In parallel, the war has imposed many new missions on unions. Since February 2022, they have been taking care of their members who have gone to the front. A significant part of their resources is devoted to coordinating material aid to trade unionists who have become soldiers. Unfortunately, many of them have died. In these cases too, it’s the union that looks after their families, providing not only material but also legal assistance. Indeed, the union legal service is the closest structure, for example, to help widows establish with public services that the soldier actually died in combat and is not simply missing: without this, they cannot claim state benefits.
Do you have news of trade union activists who still live in territories occupied by the Russian army?
The Donbass trade union movement split in 2014, when separatists aided by the Russian army took control of many territories there. Some activists left these territories; others decided to continue their activities under the new power. But while “official” unions were repurposed, on the previous model of direct submission to political authorities, “independent” unions were simply banned, like all other organisations with an independent militant vocation from power. Since 2015-2016, I have received no information concerning independent militants from Donbass: it’s an extinct species. The 2022 invasion was much more brutal than the Donbass war triggered in 2014. If there was a certain tolerance towards some popular initiatives in 2014-2015, this has completely disappeared with this new war: now, there’s only the army advancing, destroying entire cities in its path. It’s difficult to imagine a union, whatever it might be, in supposedly “liberated” Maryinka or Vovtchansk, where there are no longer any businesses or homes. Mariupol was a workers’ stronghold: today, it’s nothing but a heap of broken concrete.
Is the war pushing unions to engage in more political actions, in favour of greater social transformation?

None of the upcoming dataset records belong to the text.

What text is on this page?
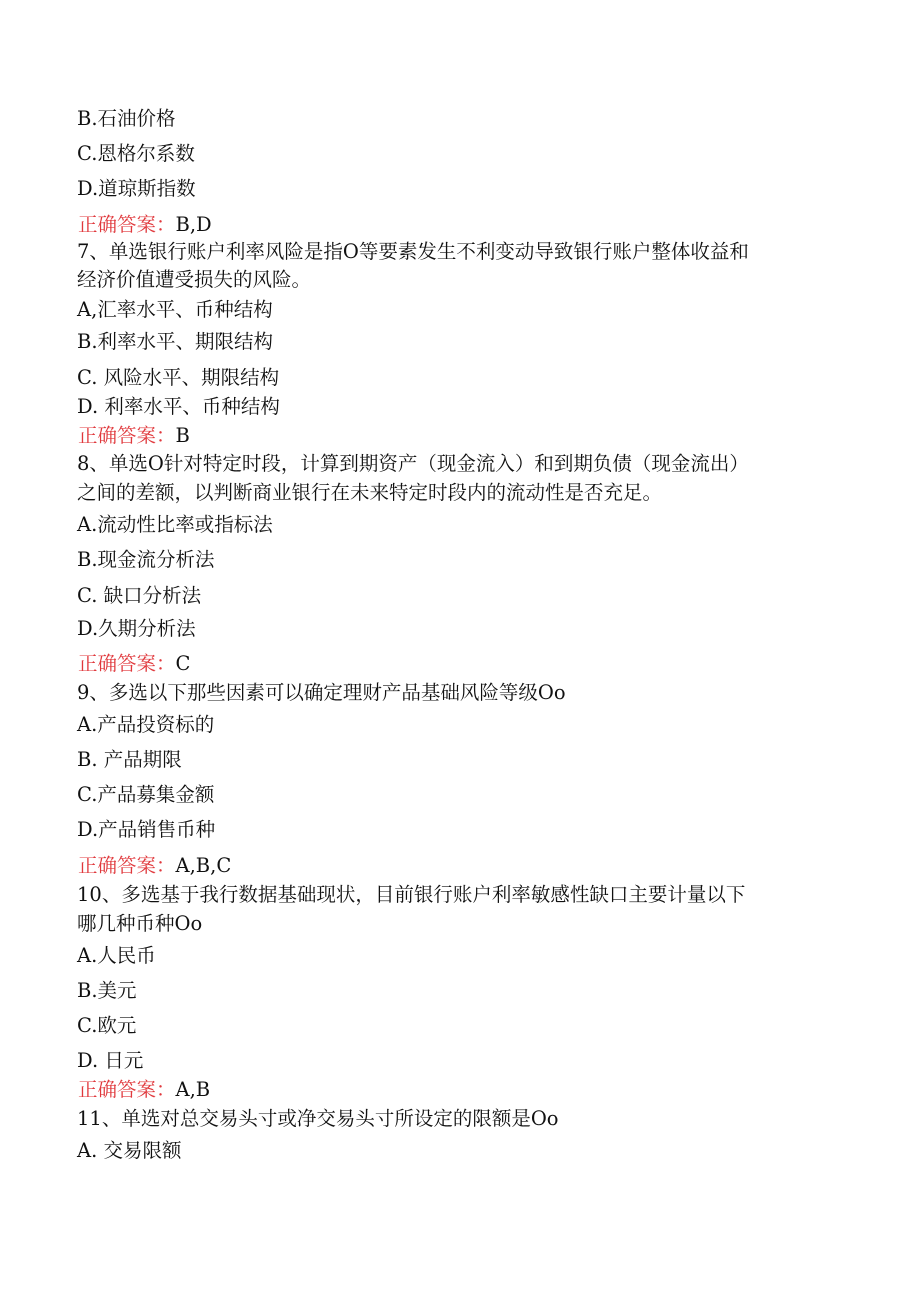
B.石油价格
C.恩格尔系数
D.道琼斯指数
正确答案：B,D
7、单选银行账户利率风险是指O等要素发生不利变动导致银行账户整体收益和
经济价值遭受损失的风险。
A,汇率水平、币种结构
B.利率水平、期限结构
C. 风险水平、期限结构
D. 利率水平、币种结构
正确答案：B
8、单选O针对特定时段，计算到期资产（现金流入）和到期负债（现金流出）
之间的差额，以判断商业银行在未来特定时段内的流动性是否充足。
A.流动性比率或指标法
B.现金流分析法
C. 缺口分析法
D.久期分析法
正确答案：C
9、多选以下那些因素可以确定理财产品基础风险等级Oo
A.产品投资标的
B. 产品期限
C.产品募集金额
D.产品销售币种
正确答案：A,B,C
10、多选基于我行数据基础现状，目前银行账户利率敏感性缺口主要计量以下
哪几种币种Oo
A.人民币
B.美元
C.欧元
D. 日元
正确答案：A,B
11、单选对总交易头寸或净交易头寸所设定的限额是Oo
A. 交易限额
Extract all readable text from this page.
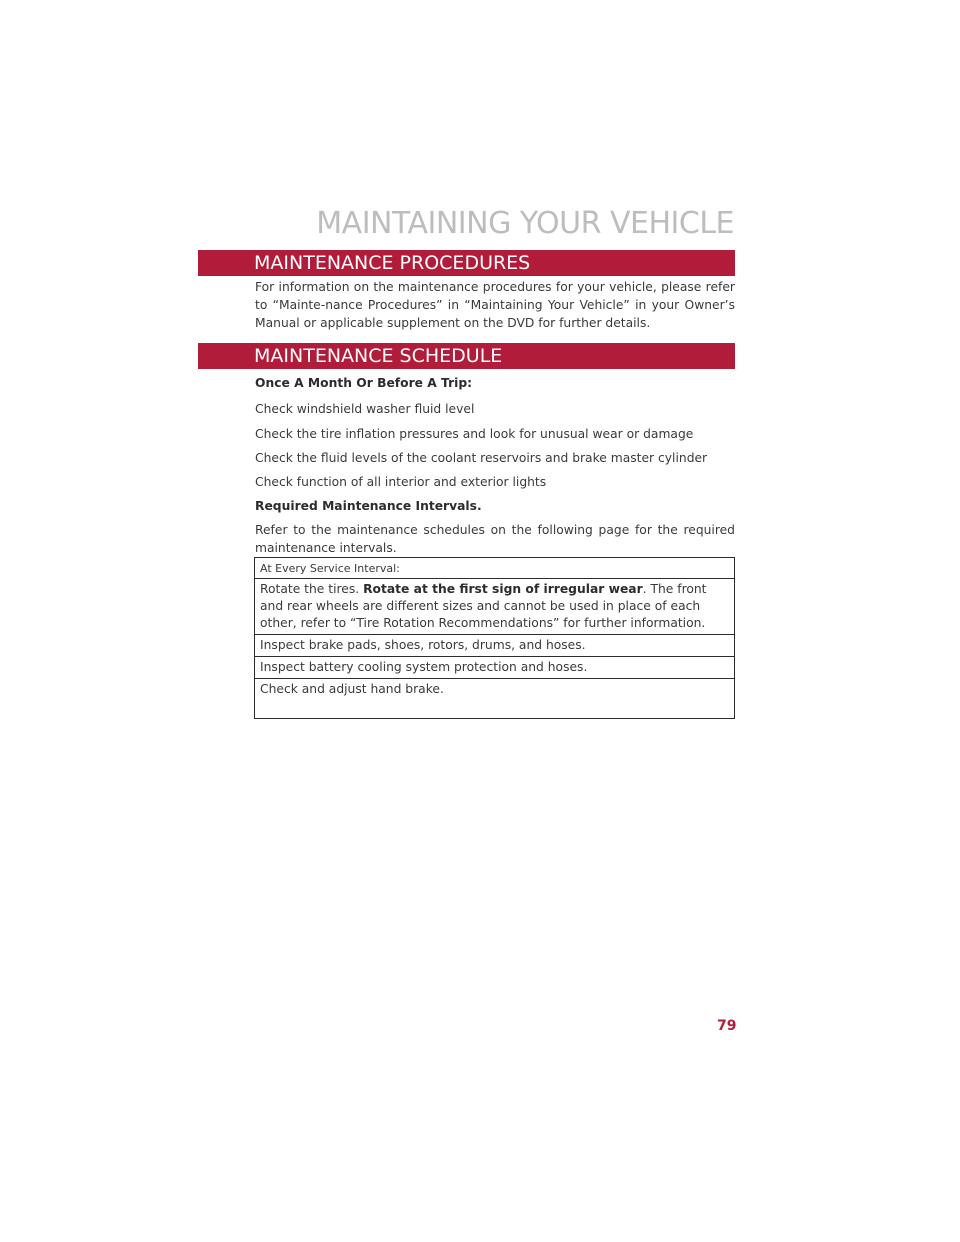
MAINTAINING YOUR VEHICLE
MAINTENANCE PROCEDURES
For information on the maintenance procedures for your vehicle, please refer to “Mainte-nance Procedures” in “Maintaining Your Vehicle” in your Owner’s Manual or applicable supplement on the DVD for further details.
MAINTENANCE SCHEDULE
Once A Month Or Before A Trip:
Check windshield washer fluid level
Check the tire inflation pressures and look for unusual wear or damage
Check the fluid levels of the coolant reservoirs and brake master cylinder
Check function of all interior and exterior lights
Required Maintenance Intervals.
Refer to the maintenance schedules on the following page for the required maintenance intervals.
At Every Service Interval:
Rotate the tires. Rotate at the first sign of irregular wear. The front and rear wheels are different sizes and cannot be used in place of each other, refer to “Tire Rotation Recommendations” for further information.
Inspect brake pads, shoes, rotors, drums, and hoses.
Inspect battery cooling system protection and hoses.
Check and adjust hand brake.
79
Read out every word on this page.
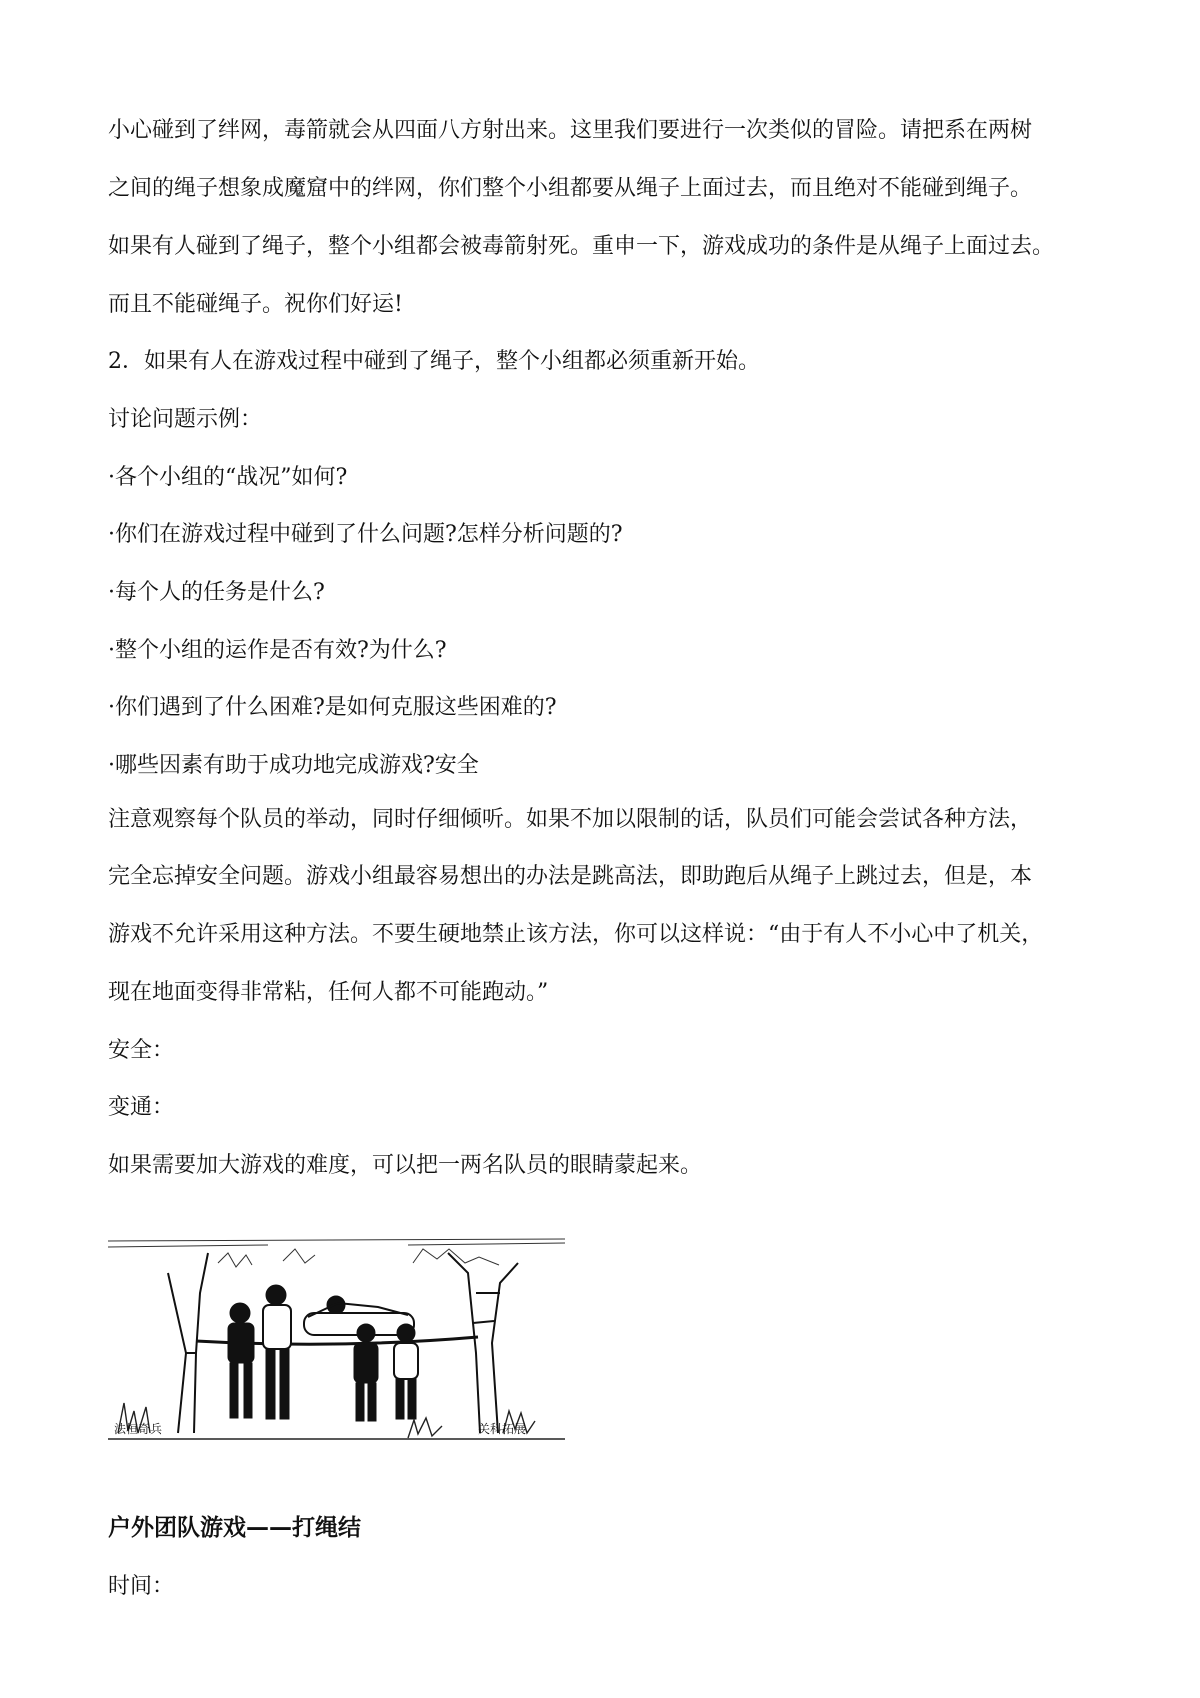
小心碰到了绊网，毒箭就会从四面八方射出来。这里我们要进行一次类似的冒险。请把系在两树
之间的绳子想象成魔窟中的绊网，你们整个小组都要从绳子上面过去，而且绝对不能碰到绳子。
如果有人碰到了绳子，整个小组都会被毒箭射死。重申一下，游戏成功的条件是从绳子上面过去。
而且不能碰绳子。祝你们好运!
2．如果有人在游戏过程中碰到了绳子，整个小组都必须重新开始。
讨论问题示例：
·各个小组的“战况”如何?
·你们在游戏过程中碰到了什么问题?怎样分析问题的?
·每个人的任务是什么?
·整个小组的运作是否有效?为什么?
·你们遇到了什么困难?是如何克服这些困难的?
·哪些因素有助于成功地完成游戏?安全
注意观察每个队员的举动，同时仔细倾听。如果不加以限制的话，队员们可能会尝试各种方法，
完全忘掉安全问题。游戏小组最容易想出的办法是跳高法，即助跑后从绳子上跳过去，但是，本
游戏不允许采用这种方法。不要生硬地禁止该方法，你可以这样说：“由于有人不小心中了机关，
现在地面变得非常粘，任何人都不可能跑动。”
安全：
变通：
如果需要加大游戏的难度，可以把一两名队员的眼睛蒙起来。
法桓奇兵	关科拓展
户外团队游戏——打绳结
时间：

It’s become a popular refrain in Ukraine: “our guys will come back from the front and restore social justice”. In reality, it’s more complicated. It is indeed possible that trade unionists will return from the war strengthened and united as a political force. But there’s nothing automatic about all this. A lot will depend on how the war ends: a military defeat will strengthen the most reactionary and revanchist forces in the country, while an outcome that would be perceived as a victory by the masses could favour a progressive path.
What can we do in Belgium to support Ukrainian workers and unions?
The efforts already undertaken by the Western left, and particularly by certain unions (notably French), are extraordinary and very useful politically: I’m talking about solidarity convoys, thanks to which Ukrainian workers receive humanitarian aid, but also meet foreign trade unionists and learn the meaning of the word “solidarity” in practice. These contacts are undoubtedly one of the rare positive political consequences of this invasion, because previously, there was no perceived interest in forging such links, especially on the Western side. Today, we have the opportunity to make up for decades of past isolation and build bridges, rather than reproducing the far-right discourse on border protection. In the immediate term, a campaign led by left-wing forces to welcome Ukraine into the European space and to allow it to rebuild through debt cancellation and the transfer of frozen Russian assets would be welcome. Such a campaign would stand out from the narratives of the pro-Russian far-right and the liberals who want to bleed Ukraine indefinitely.
Interview published on 22 April 2025 on the website of the National Employees’ Centre (CNE) of Belgium.